The technical solution of the embodiments of the present disclosure may be embodied in the form of a software product, where the computer software product is stored in a storage medium and includes one or more instructions to enable a computer device (which may be a personal computer, a server, or a network device) to execute all or part of the steps of the method of the embodiments of the present disclosure. And the aforementioned storage medium may be a non-transitory storage medium comprising: a U-disk, a removable hard disk, a Read-Only Memory (ROM), a Random Access Memory (RAM), a magnetic disk or an optical disk, and other various media capable of storing program codes, and may also be a transient storage medium.
The above description and drawings sufficiently illustrate embodiments of the disclosure to enable those skilled in the art to practice them.
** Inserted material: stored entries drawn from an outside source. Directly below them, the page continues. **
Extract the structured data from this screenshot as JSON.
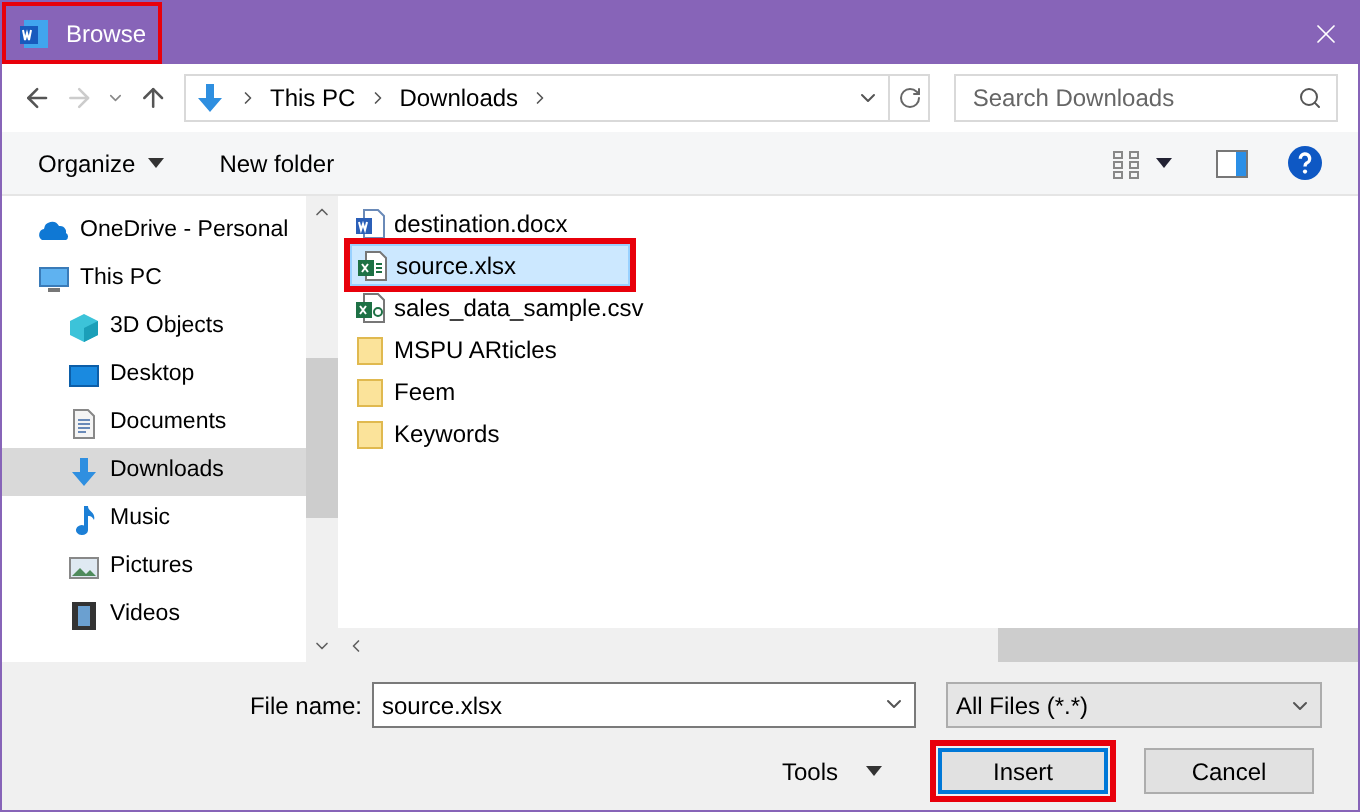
{
  "window": {
    "title": "Browse",
    "title_highlighted": true
  },
  "address": {
    "path": [
      "This PC",
      "Downloads"
    ]
  },
  "search": {
    "placeholder": "Search Downloads"
  },
  "toolbar": {
    "organize": "Organize",
    "new_folder": "New folder"
  },
  "sidebar": {
    "items": [
      {
        "label": "OneDrive - Personal",
        "kind": "cloud",
        "selected": false
      },
      {
        "label": "This PC",
        "kind": "computer",
        "selected": false,
        "children": [
          {
            "label": "3D Objects",
            "kind": "cube",
            "selected": false
          },
          {
            "label": "Desktop",
            "kind": "desktop",
            "selected": false
          },
          {
            "label": "Documents",
            "kind": "document",
            "selected": false
          },
          {
            "label": "Downloads",
            "kind": "download",
            "selected": true
          },
          {
            "label": "Music",
            "kind": "music",
            "selected": false
          },
          {
            "label": "Pictures",
            "kind": "pictures",
            "selected": false
          },
          {
            "label": "Videos",
            "kind": "videos",
            "selected": false
          }
        ]
      }
    ]
  },
  "files": [
    {
      "name": "destination.docx",
      "kind": "word",
      "selected": false,
      "highlighted": false
    },
    {
      "name": "source.xlsx",
      "kind": "excel",
      "selected": true,
      "highlighted": true
    },
    {
      "name": "sales_data_sample.csv",
      "kind": "csv",
      "selected": false,
      "highlighted": false
    },
    {
      "name": "MSPU ARticles",
      "kind": "folder",
      "selected": false,
      "highlighted": false
    },
    {
      "name": "Feem",
      "kind": "folder",
      "selected": false,
      "highlighted": false
    },
    {
      "name": "Keywords",
      "kind": "folder",
      "selected": false,
      "highlighted": false
    }
  ],
  "file_name": {
    "label": "File name:",
    "value": "source.xlsx"
  },
  "file_type": {
    "value": "All Files (*.*)"
  },
  "tools": "Tools",
  "buttons": [
    {
      "label": "Insert",
      "default": true,
      "highlighted": true
    },
    {
      "label": "Cancel",
      "default": false,
      "highlighted": false
    }
  ]
}
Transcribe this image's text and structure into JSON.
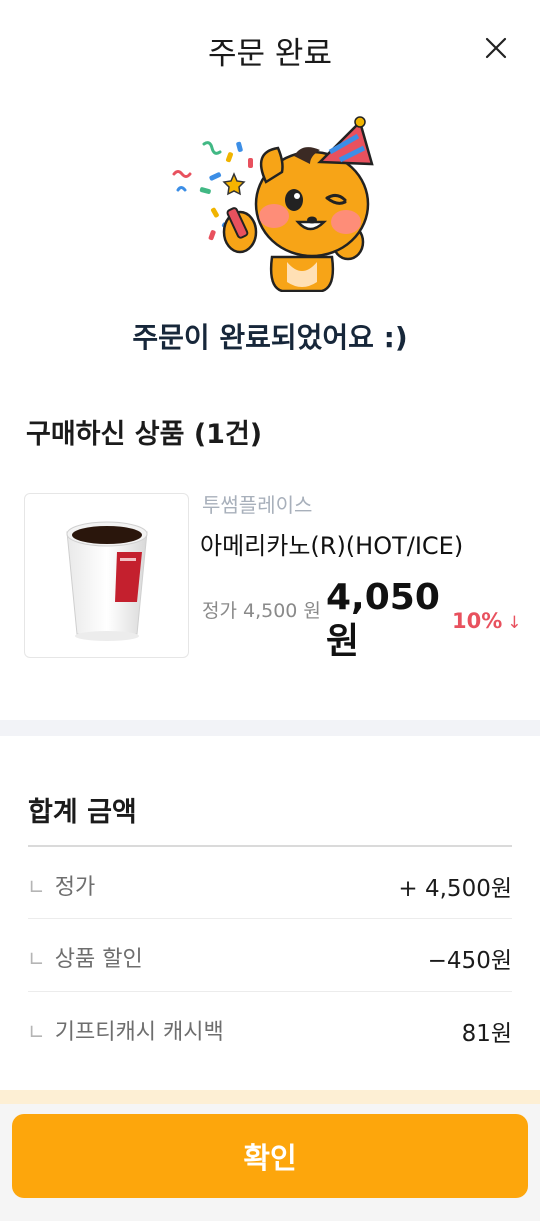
{
  "header": {
    "title": "주문 완료",
    "close_icon": "close-icon"
  },
  "message": "주문이 완료되었어요 :)",
  "purchased": {
    "title": "구매하신 상품 (1건)",
    "item": {
      "store": "투썸플레이스",
      "name": "아메리카노(R)(HOT/ICE)",
      "list_price": "정가 4,500 원",
      "sale_price": "4,050 원",
      "discount": "10%",
      "discount_icon": "down-arrow-icon",
      "thumbnail_icon": "coffee-cup-icon"
    }
  },
  "totals": {
    "title": "합계 금액",
    "rows": [
      {
        "label": "정가",
        "value": "+ 4,500원"
      },
      {
        "label": "상품 할인",
        "value": "−450원"
      },
      {
        "label": "기프티캐시 캐시백",
        "value": "81원"
      }
    ]
  },
  "confirm_button": "확인",
  "colors": {
    "accent": "#fda60c",
    "discount": "#e8515e",
    "heading": "#17273a",
    "band": "#f2f3f7"
  }
}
Other embodiments may incorporate structural, logical, electrical, process, and other changes. The examples merely typify possible variations. Individual components and functions are optional unless explicitly required, and the sequence of operations may vary. Portions and features of some embodiments may be included in or substituted for those of others. Furthermore, the words used in the specification are words of description only and are not intended to limit the claims. As used in the description of the embodiments and the claims, the singular forms "a", "an" and "the" are intended to include the plural forms as well, unless the context clearly indicates otherwise. Similarly, the term "and/or" as used in this application is meant to encompass any and all possible combinations of one or more of the associated listed. Furthermore, the terms "comprises" and/or "comprising," when used in this application, specify the presence of stated features, integers, steps, operations, elements, and/or components, but do not preclude the presence or addition of one or more other features, integers, steps, operations, elements, components, and/or groups thereof. Without further limitation, an element defined by the phrase "comprising an …" does not exclude the presence of other like elements in a process, method or apparatus that comprises the element. In this document, each embodiment may be described with emphasis on differences from other embodiments, and the same and similar parts between the respective embodiments may be referred to each other. For methods, products, etc. of the embodiment disclosures, reference may be made to the description of the method section for relevance if it corresponds to the method section of the embodiment disclosure.
Those of skill in the art would appreciate that the various illustrative elements and algorithm steps described in connection with the embodiments disclosed herein may be implemented as electronic hardware or combinations of computer software and electronic hardware. Whether such functionality is implemented as hardware or software may depend upon the particular application and design constraints imposed on the solution. Skilled artisans may implement the described functionality in varying ways for each particular application, but such implementation decisions should not be interpreted as causing a departure from the scope of the disclosed embodiments. It can be clearly understood by the skilled person that, for convenience and brevity of description, the specific working processes of the system, the apparatus and the unit described above may refer to the corresponding processes in the foregoing method embodiments, and are not described herein again.